Now we know the data is not normally distributed under each dose, along with this conclusion, we may assume the data is normally distributed within each dose. Then we will be able to compare the teeth growth between each supplements under each dose.
dose05 <- ToothGrowth[ToothGrowth$dose == 0.5, ]
t.test(x = dose05$len, paired = FALSE, conf.level = 0.95)$conf.
## [1] 8.499046 12.710954
## attr(,"conf.level")
## [1] 0.95
mean(dose05[dose05$supp == "VC", ]$len)
## [1] 7.98
mean(dose05[dose05$supp == "OJ", ]$len)
## [1] 13.23
Thus under the dose of 0.5, there are 95% of the time that a confidence interval between 8.50 and 12.71 will contain the true population mean. We also know that the mean of teeth growth after taking 0.5 dose of VC is 7.98 and the mean of teeth growth after taking 0.5 dose of OJ is 13.23. We rejected the null hypo.
dose10 <- ToothGrowth[ToothGrowth$dose == 1, ]
t.test(x = dose10$len, paired = FALSE, conf.level = 0.95)$conf.
## [1] 17.66851 21.80149
## attr(,"conf.level")
## [1] 0.95
mean(dose10[dose10$supp == "VC", ]$len)
## [1] 16.77
mean(dose10[dose10$supp == "OJ", ]$len)
## [1] 22.7
Thus under the dose of 1.0, there are 95% of the time that a confidence interval between 17.67 and 21.80 will contain the true population mean.
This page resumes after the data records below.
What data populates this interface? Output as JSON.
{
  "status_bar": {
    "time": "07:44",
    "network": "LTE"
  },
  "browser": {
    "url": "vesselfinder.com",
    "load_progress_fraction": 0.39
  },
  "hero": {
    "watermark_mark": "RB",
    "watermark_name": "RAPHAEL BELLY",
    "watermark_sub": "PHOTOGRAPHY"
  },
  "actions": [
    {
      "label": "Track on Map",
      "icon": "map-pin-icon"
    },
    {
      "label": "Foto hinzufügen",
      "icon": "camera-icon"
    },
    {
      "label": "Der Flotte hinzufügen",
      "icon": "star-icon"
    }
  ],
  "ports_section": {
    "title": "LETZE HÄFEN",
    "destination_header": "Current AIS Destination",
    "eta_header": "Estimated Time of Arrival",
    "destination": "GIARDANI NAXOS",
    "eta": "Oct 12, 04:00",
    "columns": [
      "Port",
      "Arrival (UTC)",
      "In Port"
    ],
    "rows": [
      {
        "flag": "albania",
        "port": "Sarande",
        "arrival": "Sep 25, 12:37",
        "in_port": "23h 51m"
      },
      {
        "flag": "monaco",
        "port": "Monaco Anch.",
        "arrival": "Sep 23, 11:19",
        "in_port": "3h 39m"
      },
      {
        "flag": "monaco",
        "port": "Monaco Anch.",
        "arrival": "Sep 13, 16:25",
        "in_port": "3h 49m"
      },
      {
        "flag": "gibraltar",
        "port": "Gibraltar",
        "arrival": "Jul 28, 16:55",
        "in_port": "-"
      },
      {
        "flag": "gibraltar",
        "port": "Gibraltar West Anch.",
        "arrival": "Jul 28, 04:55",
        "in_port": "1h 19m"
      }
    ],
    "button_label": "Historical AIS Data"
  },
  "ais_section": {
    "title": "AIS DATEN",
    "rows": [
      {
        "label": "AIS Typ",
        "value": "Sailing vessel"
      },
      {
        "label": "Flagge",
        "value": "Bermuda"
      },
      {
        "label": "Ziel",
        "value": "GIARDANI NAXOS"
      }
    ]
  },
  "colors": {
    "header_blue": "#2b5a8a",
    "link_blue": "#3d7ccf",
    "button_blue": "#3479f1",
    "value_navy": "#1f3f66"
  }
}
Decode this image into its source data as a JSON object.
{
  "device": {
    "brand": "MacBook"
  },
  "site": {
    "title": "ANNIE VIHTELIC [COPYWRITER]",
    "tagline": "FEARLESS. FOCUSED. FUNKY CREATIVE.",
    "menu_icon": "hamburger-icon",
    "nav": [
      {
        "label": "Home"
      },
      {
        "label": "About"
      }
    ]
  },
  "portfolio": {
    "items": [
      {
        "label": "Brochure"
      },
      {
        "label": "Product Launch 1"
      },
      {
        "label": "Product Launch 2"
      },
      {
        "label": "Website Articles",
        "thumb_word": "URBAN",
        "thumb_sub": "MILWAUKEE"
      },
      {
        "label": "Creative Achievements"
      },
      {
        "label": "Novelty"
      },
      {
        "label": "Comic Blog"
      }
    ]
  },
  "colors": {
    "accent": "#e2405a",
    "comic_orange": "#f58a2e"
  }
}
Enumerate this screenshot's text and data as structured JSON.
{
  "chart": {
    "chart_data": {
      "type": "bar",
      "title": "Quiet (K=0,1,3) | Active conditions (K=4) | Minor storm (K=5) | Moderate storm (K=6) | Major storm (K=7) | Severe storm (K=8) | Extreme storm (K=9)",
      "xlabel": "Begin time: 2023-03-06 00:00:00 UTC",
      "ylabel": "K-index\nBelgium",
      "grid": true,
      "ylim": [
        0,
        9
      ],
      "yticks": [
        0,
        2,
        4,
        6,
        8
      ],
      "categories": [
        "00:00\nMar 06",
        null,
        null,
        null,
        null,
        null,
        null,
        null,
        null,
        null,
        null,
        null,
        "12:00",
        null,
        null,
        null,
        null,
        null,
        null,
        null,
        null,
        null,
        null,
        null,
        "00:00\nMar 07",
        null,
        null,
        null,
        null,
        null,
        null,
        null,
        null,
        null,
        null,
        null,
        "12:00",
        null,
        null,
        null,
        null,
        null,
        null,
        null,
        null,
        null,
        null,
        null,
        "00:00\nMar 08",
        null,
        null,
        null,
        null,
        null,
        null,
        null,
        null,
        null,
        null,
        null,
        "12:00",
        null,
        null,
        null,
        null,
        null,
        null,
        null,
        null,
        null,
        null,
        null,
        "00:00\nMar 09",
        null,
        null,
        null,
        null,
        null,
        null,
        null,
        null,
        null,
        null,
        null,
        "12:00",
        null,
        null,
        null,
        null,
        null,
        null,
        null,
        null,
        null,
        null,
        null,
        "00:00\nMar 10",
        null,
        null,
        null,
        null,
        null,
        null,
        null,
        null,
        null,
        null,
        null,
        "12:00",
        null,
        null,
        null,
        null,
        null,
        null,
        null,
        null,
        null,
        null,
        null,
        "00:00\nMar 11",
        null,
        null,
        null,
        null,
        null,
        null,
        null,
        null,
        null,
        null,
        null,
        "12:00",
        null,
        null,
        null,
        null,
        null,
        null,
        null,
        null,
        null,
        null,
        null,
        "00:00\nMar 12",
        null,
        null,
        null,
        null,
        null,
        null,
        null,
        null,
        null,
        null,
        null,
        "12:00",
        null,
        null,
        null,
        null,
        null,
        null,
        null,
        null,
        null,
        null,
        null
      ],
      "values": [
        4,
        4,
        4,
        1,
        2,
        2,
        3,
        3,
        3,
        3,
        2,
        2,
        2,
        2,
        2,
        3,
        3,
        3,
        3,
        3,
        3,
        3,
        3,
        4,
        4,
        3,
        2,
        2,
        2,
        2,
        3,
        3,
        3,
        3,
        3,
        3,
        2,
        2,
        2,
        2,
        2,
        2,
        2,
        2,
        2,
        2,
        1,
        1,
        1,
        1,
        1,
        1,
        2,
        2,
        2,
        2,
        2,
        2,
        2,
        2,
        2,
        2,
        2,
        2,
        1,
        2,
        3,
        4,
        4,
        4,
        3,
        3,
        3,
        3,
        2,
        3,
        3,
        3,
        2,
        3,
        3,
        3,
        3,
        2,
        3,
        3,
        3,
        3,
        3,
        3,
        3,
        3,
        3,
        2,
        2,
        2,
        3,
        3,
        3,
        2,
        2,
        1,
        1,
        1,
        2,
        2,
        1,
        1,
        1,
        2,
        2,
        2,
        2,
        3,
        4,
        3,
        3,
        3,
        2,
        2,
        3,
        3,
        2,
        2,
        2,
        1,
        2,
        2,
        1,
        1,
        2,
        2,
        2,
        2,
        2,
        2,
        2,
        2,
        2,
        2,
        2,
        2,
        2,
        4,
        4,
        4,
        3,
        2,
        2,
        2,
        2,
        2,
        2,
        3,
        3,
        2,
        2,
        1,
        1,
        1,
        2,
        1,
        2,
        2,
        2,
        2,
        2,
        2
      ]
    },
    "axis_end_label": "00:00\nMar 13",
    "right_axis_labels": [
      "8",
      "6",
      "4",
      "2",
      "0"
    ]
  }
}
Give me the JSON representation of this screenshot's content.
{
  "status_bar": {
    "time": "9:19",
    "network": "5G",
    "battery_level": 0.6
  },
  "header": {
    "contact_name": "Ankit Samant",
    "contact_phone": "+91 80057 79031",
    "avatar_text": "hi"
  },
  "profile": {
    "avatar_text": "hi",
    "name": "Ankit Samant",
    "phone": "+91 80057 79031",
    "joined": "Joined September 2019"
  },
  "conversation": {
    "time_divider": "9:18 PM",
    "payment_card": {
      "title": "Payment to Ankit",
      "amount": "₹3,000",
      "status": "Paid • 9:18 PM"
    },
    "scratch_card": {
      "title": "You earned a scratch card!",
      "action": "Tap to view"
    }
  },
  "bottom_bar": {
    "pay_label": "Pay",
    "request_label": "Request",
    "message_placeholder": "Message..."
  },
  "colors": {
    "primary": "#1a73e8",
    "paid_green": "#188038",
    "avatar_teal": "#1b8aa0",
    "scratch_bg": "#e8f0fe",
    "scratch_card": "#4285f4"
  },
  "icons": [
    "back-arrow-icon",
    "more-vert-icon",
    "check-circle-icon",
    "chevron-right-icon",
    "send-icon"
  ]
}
We also know that the mean of teeth growth after taking 1.0 dose of VC is 16.77 and the mean of teeth growth after taking 1.0 dose of OJ is 22.7. We rejected the null hypo.
dose20 <- ToothGrowth[ToothGrowth$dose == 2, ]
t.test(x = dose20$len, paired = FALSE, conf.level = 0.95)$conf.
## [1] 24.33364 27.86636
## attr(,"conf.level")
## [1] 0.95
mean(dose20[dose20$supp == "VC", ]$len)
## [1] 26.14
mean(dose20[dose20$supp == "OJ", ]$len)
## [1] 26.06
Thus under the dose of 2.0, there are 95% of the time that a confidence interval between 24.33 and 27.87 will contain the true population mean. We also know that the mean of teeth growth after taking 2.0 dose of VC is 26.14 and the mean of teeth growth after taking 2.0 dose of OJ is 26.06. Both of them are within the confidence interval. We fail to reject the null hypothesis.
Question 4: State your conclusions and the assumptions needed for your conclusions. The conclusion is when the dose is 0.5 or 1.0 there is a difference between the teeth growth after taking OJ and VC, while when the dose is 2.0, there is no difference between the teeth growth after taking OJ and VC. The assumption needed is we first assumed the whole population is normally distributed, then we assumed the population is normally distributed under each dose.